Today is a forced rest day. I call it that because I always start to get antsy when I have to rest. But it’s so important to marathon training to work in total rest days. This is what I have read and when I follow the plan religiously, it truely feels great when you go out for a run the next day.
So, today I will teach a yoga class and relax. Do you spend time relaxing? For many of us, life is filled with things to do. We feel guilty ( I know I do) when we “hang out and do nothing.” Even when I go to my favorite local coffee house, I bring lots of books. The owners there, who see me running around the neighborhood, teaching yoga, running errands, always look at me in disbelief when they see me just relaxing and reading. The first time it happened, one of them walked over and said, ” I can’t believe it! You’ve been here for over an hour and you’re still sitting still!” Yes, indeed, I love “getting it done” but sometimes “getting it done” means resting.
There’s a lot of evidence to explain what happens to the body when you increase your exercise intensity. Whether it’s training for a marathon or practicing yoga, starting a new fitness routine or lifting weights, your body literally breaks down on a cellular level in order to grow new muscle fibers. So it’s only natural that one or two rest days each week gives your body time to build that new muscle and renew itself.

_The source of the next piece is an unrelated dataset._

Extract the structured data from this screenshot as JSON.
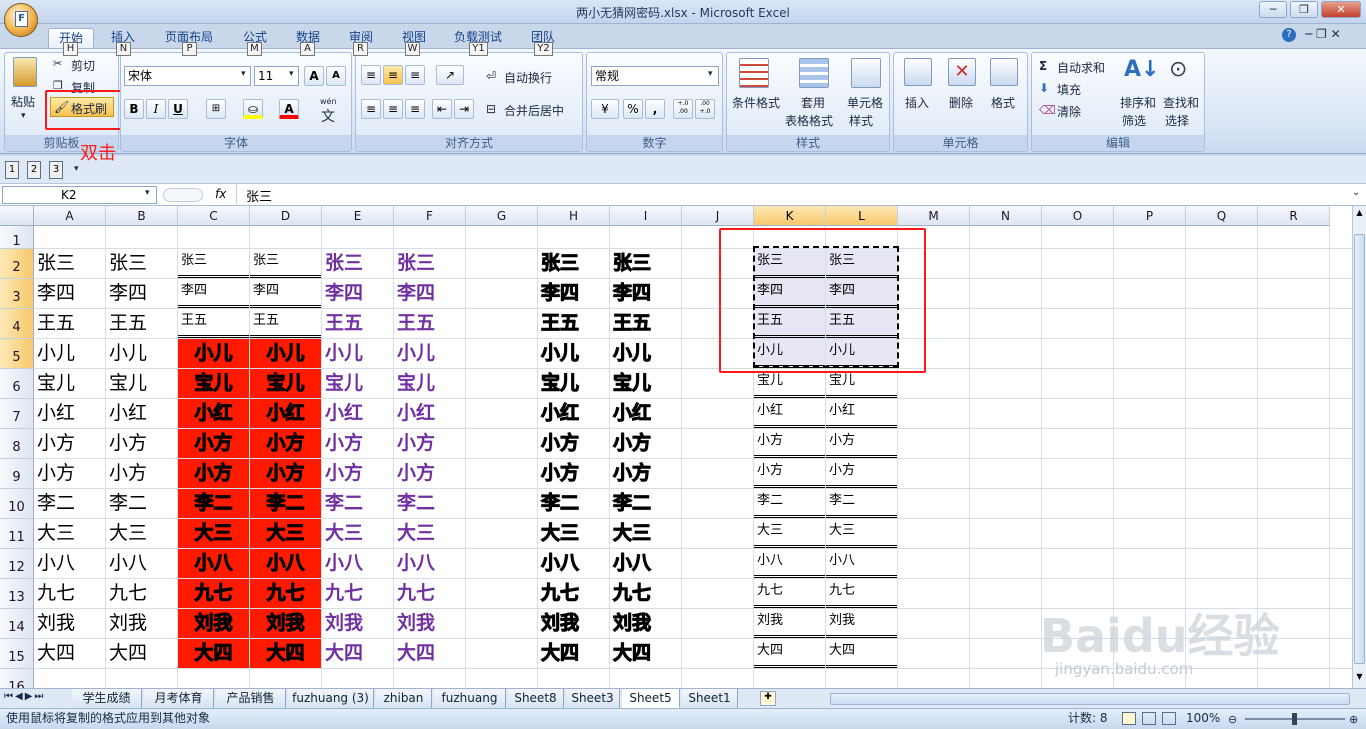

Yoga is a wonderful way to do this and there are many yoga poses that are more focused on this restorative quality then building fitness. Just lying on your back can feel great and even better if you scoot your butt up to a wall and slide your legs up the wall. Yes, for the disbelievers, this is a yoga pose! It’s called “Legs up the wall Pose” or “viparita karani” and it’s especially good for runners because it encourages the legs to rest and moves metabolic waste out of the legs. So, today, maybe lie for a few minutes on your back, or try this pose and see how it makes you feel.